1 de mar. de 2012

Vendo (do verbo vender) vozes! E você, compra?

Dia desses estou num aeroporto brasileiro e me reencontro com uma amiga de outras viagens. Aliás, de outras passagens pelo mesmo aeroporto. Eu conheci essa amiga ano passado, no aeroporto: estava eu lendo, esperando minha hora de embarcar, quando ela passou por ali, entregando a todos que aguardavam naquela sala um papelzinho, junto com um chaveirinho alusivo ao Brasil. SOU SURDO (A) SE PUDER ME AJUDAR COMPRE ESSA LEMBRANÇA. R$ 2,00. DEUS O ABENÇÕE. Ahá! Procedeu-se o seguinte diálogo, em Libras, entre eu e ela:

Eu: - Oi, vc é surda?
Ela: - Sim (com cara de surpresa). Oi, vc sabe Libras...
Eu: - Sim...
Ela: - Espera um pouco q já volto... tenho que recolher os outros chaveiros...

Dali um pouco ela voltou. Perguntou-me se eu já tinha almoçado e me convidou para almoçar junto com outros dois (2) outros colegas seus, que também "trabalham" no mesmo aeroporto. Resumo da história: em uma tarde conheci 3 surdos que ganham a vida em cima de sua surdez, num grande aeroporto brasileiro.

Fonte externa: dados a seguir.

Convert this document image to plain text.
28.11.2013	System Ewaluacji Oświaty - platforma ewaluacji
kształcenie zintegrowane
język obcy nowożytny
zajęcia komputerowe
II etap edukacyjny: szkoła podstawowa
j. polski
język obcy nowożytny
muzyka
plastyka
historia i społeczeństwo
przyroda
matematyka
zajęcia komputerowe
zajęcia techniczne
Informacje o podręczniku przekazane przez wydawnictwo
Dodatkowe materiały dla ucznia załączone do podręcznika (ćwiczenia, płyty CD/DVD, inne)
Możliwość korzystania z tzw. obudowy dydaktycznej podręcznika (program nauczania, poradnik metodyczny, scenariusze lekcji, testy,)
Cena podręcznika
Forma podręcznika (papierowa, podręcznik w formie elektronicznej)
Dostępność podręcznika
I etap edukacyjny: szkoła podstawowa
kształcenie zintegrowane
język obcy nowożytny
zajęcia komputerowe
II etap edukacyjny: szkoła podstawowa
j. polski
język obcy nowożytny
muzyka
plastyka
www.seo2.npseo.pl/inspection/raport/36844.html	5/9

E mais, eles não ficam com o $$$ da venda dos souvenirs; pelo contrário, são gerenciados por alguém e recebem salário fixo!!! "Aqui é melhor", disse um deles, "aqui a gente não pega chuva, tem ar condicionado... outros tem que trabalhar na rua, em ônibus apertados, nas sinaleiras...".

Geeeente, só esse episódio, sumariamente detalhado, rende um bom de um debate, não?

  1. Eles não tem autorização legal e expressa do aeroporto para venderem ali.
  2. Me contaram que quando são descobertos, algumas vezes, até apanham dos seguranças (mas só dos de boné preto, dos outros não). Parêntesis: Uma das surdas é razoavelmente oralizada, e qdo estava no almoço com eles, um segurança amigo deles pediu pra eu perguntar para ela porque que quando eles pegam ela, ela começa a falar! Ou seja, os caras pensam que é gente se fazendo de surdo!
  3. Usam o argumento da surdez para venderem o souvenir (e ainda por cima super faturado, né? Um chaveirinho desses não deve custar mais de R$0,50 nas lojinhas por aí...). O discurso por trás do bilhetinho é: "Tenha pena de mim, sou surdo, coitadinho, compre e me ajude!".
  4. E complementam com a frase DEUS TE ABENÇÕE. Fala sério, né? A bênção de Deus não tem muito a ver com ajudar ou não ao pobrezinho do surdo, concordam? (Eu de verdade creio em Deus, no seu amor, e nas suas bênçãos sem medidas sobre os que creem no seu Nome, ok? O que quero dizer aqui é que Deus não vai te abençoar pq vc pagou R$2,00. Deus não faz negócio ou barganha com a gente. Ele é Deus, e nos ama incondicionalmente! Deus não depende da tua contribuição para te abençoar. Claro que ele nos ensina a praticarmos as boas obras (veja na Bíblia, em Efésios 2:10), como atitude de quem é grato pela graça e misericórdia dele, e não, repito, como troca/negócio/barganha com Ele! E, outra, será que incentivar eles a continuarem nessa condição, comprando o chaveirinho, seria uma boa obra mesmo? É como dar esmola na sinaleira/semáforo: quanto mais vc der, mais o cara/criança vai continuar ali pedindo, e nunca a vida dele vai mudar!).
Ok, Laura, mas esse episódio aconteceu uma vez na tua vida, coisa rara, vai ver que eles nem tão mais lá...NANANINANÃO, minha gente! Então que "no dia desses" em que reencontrei essa minha amiga, conversamos rapidinho, ela pediu licença pois tinha que ir trabalhar. Comentou que eu estava diferente (fazia alguns meses que eu tinha passado por lá), e comparou com uma foto nossa que tinha em seu celular (sim, gente, eu tirei foto com eles. Eles gostaram de mim, fazer o quê? Haha! Uma coisa é o que eles fazem com suas vozes - vendem-nas! - consciente, ou inconscientemente, e outra coisa é a pessoa deles... acho que são coisas diferentes, ok?).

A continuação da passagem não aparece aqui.